One year after building the best team in college football history, Ed Orgeron doesn’t have a lot through no fault of his own. Thirty-year-old Joe Brady landed an NFL opportunity one year after arriving as an unknown assistant buried on Sean Payton’s staff with the New Orleans Saints. Dave Aranda was finally offered a decent Power Five job, and those seven players (and more than a dozen others) exhausted their eligibility or capitalized on skyrocketing NFL stock. No one is blaming Ed Orgeron for those departures and no one expected him to reload, even with oodles of talent left behind.
Now, we need to talk about what Ed Orgeron does have…or did have. After Aranda left for Baylor, Orgeron held one of the most attractive assistant jobs in college football, one with an annual salary presumably in the neighborhood of $2 million and the resources to reload and rebuild a championship-caliber unit. Orgeron didn’t target Jim Leonhard, Morgan Scalley, Don Brown, or Clark Lea, all potentially attainable assistants with lower salaries. He didn’t promote longtime assistant Corey Raymond, swipe Kansas State’s Scottie Hazelton, or want former Missouri coach Barry Odom.
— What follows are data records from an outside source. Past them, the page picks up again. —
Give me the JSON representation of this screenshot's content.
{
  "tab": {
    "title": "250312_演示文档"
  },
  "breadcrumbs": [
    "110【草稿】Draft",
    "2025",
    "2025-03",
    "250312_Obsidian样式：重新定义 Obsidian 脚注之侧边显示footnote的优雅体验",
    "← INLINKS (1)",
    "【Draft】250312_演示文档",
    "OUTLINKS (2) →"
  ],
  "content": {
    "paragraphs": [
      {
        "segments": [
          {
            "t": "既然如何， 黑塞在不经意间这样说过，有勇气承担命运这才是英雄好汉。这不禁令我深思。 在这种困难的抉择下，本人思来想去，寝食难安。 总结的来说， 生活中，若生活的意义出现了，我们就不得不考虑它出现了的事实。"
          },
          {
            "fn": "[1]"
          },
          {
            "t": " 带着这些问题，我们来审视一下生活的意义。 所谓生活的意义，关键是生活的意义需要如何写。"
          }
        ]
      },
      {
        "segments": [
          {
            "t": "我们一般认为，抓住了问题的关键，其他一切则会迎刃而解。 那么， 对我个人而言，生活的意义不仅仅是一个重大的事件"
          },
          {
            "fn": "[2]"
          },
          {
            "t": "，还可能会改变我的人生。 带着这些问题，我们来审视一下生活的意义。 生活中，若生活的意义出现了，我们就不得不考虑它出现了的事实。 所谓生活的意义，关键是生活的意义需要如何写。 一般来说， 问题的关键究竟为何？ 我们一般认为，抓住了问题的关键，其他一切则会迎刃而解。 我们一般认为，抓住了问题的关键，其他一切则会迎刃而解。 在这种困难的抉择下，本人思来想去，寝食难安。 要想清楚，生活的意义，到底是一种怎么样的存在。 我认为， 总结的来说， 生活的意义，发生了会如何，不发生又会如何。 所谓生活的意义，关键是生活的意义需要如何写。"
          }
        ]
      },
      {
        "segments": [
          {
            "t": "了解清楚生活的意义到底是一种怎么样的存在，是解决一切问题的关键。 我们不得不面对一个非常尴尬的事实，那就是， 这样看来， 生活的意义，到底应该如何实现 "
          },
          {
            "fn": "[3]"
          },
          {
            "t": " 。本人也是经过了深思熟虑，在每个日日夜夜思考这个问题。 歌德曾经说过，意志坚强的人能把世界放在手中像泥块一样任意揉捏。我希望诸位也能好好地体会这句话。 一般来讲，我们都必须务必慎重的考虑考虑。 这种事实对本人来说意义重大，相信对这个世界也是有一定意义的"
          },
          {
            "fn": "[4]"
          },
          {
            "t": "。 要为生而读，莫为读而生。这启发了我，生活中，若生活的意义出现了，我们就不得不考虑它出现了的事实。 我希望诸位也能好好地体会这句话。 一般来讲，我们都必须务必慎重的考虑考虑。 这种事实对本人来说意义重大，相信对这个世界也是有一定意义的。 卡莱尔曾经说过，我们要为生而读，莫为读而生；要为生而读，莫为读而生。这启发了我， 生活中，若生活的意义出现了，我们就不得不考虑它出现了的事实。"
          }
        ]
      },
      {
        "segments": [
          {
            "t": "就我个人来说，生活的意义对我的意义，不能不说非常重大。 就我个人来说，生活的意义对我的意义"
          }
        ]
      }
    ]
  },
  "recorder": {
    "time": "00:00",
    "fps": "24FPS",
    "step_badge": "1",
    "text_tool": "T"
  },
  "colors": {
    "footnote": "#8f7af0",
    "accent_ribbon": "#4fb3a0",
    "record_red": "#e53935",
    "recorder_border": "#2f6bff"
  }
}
Instead, Orgeron handed a $6.9-million check Bo Pelini, a former LSU defensive coordinator who pissed off everyone at Nebraska and won 16 games over his final three seasons at Youngstown State. Pelini would become the second-highest-paid assistant coach in the country and was guaranteed every dollar of the three-year, $6.9-million deal. He was making more money than Brent Venables, Mike Elko, Steve Sarkisian, and every other FBS assistant not named Kevin Steele, Auburn’s longtime defensive coordinator.
Why?
Bo Pelini wouldn’t have ditched his mid-six-figure salary at Youngstown State for a $1.5-million salary at LSU? Or even, though still outrageously high, $2 million? The hire itself was dumb. The salary was downright insanity. And five games into Pelini’s return to Baton Rouge, both the hire and salary have proven to be catastrophic unforced errors by a coach who hung onto Dave Aranda after Les Miles’ firing and plucked Joe Brady from the Saints. Orgeron proved he can make smart hires, so why did he feel compelled to gift $6.9 million to an old friend with no recent success in his profession?
Ed Orgeron doesn’t have Aranda, Brady, Burrow, and almost everyone else, but he did have an opportunity to land a legit coach. He hired Bo Pelini instead.